C.I.: . This year you presented the performance “La Gabbia”, on the occasion of The Armory Show and Sp Arte. Could you tell us something about your collaboration with Raphael Castoriano and Kreëmart?

R.D.N.:  I met Raphael Castoriano three years ago. He has collected my work since 2013. From our first meeting in Paris, we immediately became friends. Then he asked me to do a performance at the Palais de Tokyo in 2015. With Kreëmart he organized the dinner for “les amis du Palais de Tokyo”. When I started working with Alberta Pane, in 2016, she took part in the Armory Show exhibition in NY. I immediately put Alberta in touch with Raphael, who lives and works in NY, and all three of us worked together to present La Gabbia, a live performance, on the occasion of the Armory Show VIP opening. Working with Raphael Castoriano is a real pleasure, he is an extraordinary person and a great professional. He is helping me immensely to distribute my work. Kreëmart has already presented my work: at the Palais de Tokyo in Paris, the Armory Show in New York, Sao Paulo SP-Arte, in Geneva for the main auction on behalf of the Hebrew University of Jerusalem and we have many future projects.
On the occasion of “La Gabbia” in NY and Sao Paulo, Raphael Castoriano created a “Kreëmart“ with rose sugar and perfume

C.I.: . What about your upcoming and current projects, such as the performance “Mamma mia” which you’re presenting during the Fundamental Mediations Biennale Poznan in Poland?
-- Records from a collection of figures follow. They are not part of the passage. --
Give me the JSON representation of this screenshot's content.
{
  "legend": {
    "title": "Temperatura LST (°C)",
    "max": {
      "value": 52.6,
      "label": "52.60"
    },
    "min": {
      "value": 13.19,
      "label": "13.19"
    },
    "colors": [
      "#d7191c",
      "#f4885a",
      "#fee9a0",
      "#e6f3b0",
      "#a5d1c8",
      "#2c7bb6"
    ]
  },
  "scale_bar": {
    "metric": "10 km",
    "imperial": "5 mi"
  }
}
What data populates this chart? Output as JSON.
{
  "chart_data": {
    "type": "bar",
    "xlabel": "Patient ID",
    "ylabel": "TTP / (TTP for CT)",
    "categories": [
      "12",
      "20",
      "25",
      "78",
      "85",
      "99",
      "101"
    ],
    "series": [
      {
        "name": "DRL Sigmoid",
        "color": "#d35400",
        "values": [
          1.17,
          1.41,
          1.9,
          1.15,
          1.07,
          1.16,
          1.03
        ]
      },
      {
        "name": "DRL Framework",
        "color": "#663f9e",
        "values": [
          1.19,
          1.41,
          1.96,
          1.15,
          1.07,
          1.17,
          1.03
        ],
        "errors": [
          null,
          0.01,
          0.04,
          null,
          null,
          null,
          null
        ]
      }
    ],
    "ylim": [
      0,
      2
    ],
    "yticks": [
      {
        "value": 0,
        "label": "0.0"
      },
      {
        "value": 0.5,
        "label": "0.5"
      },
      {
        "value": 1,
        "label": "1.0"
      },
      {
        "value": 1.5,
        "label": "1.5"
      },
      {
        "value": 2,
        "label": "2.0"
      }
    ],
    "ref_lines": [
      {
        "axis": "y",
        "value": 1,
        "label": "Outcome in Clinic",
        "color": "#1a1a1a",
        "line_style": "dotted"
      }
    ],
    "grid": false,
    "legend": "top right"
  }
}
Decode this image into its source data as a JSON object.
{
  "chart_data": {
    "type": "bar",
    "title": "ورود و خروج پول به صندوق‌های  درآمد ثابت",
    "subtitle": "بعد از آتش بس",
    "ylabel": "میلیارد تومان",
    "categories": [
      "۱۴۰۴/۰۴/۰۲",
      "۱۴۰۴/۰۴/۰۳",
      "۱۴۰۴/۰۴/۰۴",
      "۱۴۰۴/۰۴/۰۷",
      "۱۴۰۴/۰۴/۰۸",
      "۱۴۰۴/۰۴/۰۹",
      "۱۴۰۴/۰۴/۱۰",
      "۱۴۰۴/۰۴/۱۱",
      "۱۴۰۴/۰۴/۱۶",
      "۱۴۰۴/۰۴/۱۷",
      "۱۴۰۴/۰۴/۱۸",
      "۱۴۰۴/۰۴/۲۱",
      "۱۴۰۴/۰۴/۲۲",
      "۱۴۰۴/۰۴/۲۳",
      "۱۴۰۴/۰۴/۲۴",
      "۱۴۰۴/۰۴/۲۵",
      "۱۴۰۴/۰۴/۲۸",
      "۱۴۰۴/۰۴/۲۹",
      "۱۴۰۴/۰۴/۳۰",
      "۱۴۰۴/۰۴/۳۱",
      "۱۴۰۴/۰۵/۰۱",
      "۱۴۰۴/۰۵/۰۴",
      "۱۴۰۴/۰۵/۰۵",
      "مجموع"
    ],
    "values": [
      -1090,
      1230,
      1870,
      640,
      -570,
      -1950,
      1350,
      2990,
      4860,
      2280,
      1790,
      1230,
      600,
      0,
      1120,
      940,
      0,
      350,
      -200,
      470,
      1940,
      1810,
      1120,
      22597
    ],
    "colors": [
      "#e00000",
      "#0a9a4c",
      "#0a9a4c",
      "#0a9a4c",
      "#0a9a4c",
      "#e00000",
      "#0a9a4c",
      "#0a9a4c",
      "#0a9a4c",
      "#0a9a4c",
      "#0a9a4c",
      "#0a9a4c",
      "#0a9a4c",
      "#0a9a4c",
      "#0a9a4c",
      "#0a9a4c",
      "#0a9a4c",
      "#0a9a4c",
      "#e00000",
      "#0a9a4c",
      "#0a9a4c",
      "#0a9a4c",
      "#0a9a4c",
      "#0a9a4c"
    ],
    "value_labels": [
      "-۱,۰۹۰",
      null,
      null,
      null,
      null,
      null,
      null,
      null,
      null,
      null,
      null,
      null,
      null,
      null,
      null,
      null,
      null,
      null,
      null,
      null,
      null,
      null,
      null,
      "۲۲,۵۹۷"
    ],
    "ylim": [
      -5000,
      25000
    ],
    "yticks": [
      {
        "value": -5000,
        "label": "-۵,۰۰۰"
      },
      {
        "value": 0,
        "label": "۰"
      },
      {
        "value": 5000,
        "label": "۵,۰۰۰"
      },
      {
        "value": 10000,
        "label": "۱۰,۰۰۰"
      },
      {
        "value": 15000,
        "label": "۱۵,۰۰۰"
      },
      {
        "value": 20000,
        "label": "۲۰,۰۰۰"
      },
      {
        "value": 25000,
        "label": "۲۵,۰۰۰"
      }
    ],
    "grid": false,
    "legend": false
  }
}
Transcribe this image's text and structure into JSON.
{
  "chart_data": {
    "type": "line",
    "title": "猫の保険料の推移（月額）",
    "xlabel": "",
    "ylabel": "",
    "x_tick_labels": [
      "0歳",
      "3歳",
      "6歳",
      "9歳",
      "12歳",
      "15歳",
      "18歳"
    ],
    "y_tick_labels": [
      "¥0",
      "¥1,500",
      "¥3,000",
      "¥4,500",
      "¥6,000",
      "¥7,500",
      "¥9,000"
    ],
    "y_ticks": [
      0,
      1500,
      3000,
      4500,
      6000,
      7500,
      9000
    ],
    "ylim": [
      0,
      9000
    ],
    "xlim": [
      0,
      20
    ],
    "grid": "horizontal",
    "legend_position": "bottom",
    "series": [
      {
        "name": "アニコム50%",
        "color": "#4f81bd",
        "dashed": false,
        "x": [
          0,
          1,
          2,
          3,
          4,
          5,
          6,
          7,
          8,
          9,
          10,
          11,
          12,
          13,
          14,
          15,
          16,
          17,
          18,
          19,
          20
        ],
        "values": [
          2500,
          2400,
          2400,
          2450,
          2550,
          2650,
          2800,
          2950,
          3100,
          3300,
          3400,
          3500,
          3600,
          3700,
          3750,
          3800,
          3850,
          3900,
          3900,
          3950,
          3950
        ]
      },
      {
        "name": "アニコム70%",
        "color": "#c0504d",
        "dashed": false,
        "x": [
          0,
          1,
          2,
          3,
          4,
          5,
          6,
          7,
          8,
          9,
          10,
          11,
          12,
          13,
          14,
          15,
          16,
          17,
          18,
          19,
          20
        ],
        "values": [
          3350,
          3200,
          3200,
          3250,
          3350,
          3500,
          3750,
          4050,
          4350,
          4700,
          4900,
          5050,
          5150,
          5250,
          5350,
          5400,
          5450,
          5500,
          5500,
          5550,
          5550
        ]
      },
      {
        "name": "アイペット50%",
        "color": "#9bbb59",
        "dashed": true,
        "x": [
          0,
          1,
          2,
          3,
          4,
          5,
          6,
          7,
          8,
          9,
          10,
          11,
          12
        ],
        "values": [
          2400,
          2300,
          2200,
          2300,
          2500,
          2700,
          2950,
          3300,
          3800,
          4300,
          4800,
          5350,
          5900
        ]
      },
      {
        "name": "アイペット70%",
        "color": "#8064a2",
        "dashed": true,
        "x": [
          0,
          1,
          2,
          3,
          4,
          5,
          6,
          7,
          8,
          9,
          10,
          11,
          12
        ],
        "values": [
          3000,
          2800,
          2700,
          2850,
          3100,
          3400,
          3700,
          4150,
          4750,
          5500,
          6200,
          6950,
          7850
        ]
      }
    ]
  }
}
R.D.N.: Currently: Fundamental Biennale, Poznan until October 30.
“La Gabbia”: video projection, curator Giulia Casalini at Video Art, Verona from October 13 to November 7.
“La Veglia”: live performance and group show, Alberta Pane Gallery booth, Artissima Art Fair, Torino, November 3.
“La Veglia”: live performance, Geneva, private collectors, Bugnano’ house, presented by Kreëmart, in collaboration with Alberta Pane and Dafna Gallery, Naples, November 18/19.
“DAN/AND”: a new project for the Musée des Arts en Metiers, in collaboration with La Sorbonne, Paris / ESPAS, December, Paris.
“Bella ciao”: a new project for a performing arts festival in Sardinia, December.
Armory Show in March 2017 presented by Alberta Pane Gallery.
“Gradiva l’Arrotin”o: a very big project in collaboration with Dafna Gallery, Naples, curated by Léa Bismuth, for a new performance work in Pompeii and a group exhibition in Bethune, France, at Labanque

C.I.: Why did you choose to move to Paris? Does the city itself inspire your work?

R.D.N.:  I wanted to get away from Rome in 2008. In Rome it’s impossible to have a contemporary and future perspective for art in general and for my work as a woman. Also, I am passionate about anthropology, and here in Paris I can deepen my passion for anthropology studies at the EHESS where I am a PhD student. When I left Rome I was very poor. Paris seemed to be a Latin city to me, so I did not feel so vulnerable. Then, however, I discovered a very different Paris from what I expected… I owe much to Paris: here, I was able to develop my work, I met my husband, Mauro Bordin, a fantastic artist, painter and my personal photographer, our daughter was born in Paris, I have met so many great people. But Paris is also now beginning to be small for my artistic projects… Maybe it’s time to change!

C.I.: Could you tell us five places in Paris you would suggest to someone who loves art? Would you recommend something not to be missed during Fiac art week?

R.D.N.: Maison Rouge, Palais de Tokyo, On site projects Fiac at the Petit Palais, Fondation Cartier, Jeu de Paume.
During Fiac 2016 I recommend you: Paris Internationale Art Fair and also VIP/VIG during the night of galleries of Fiac.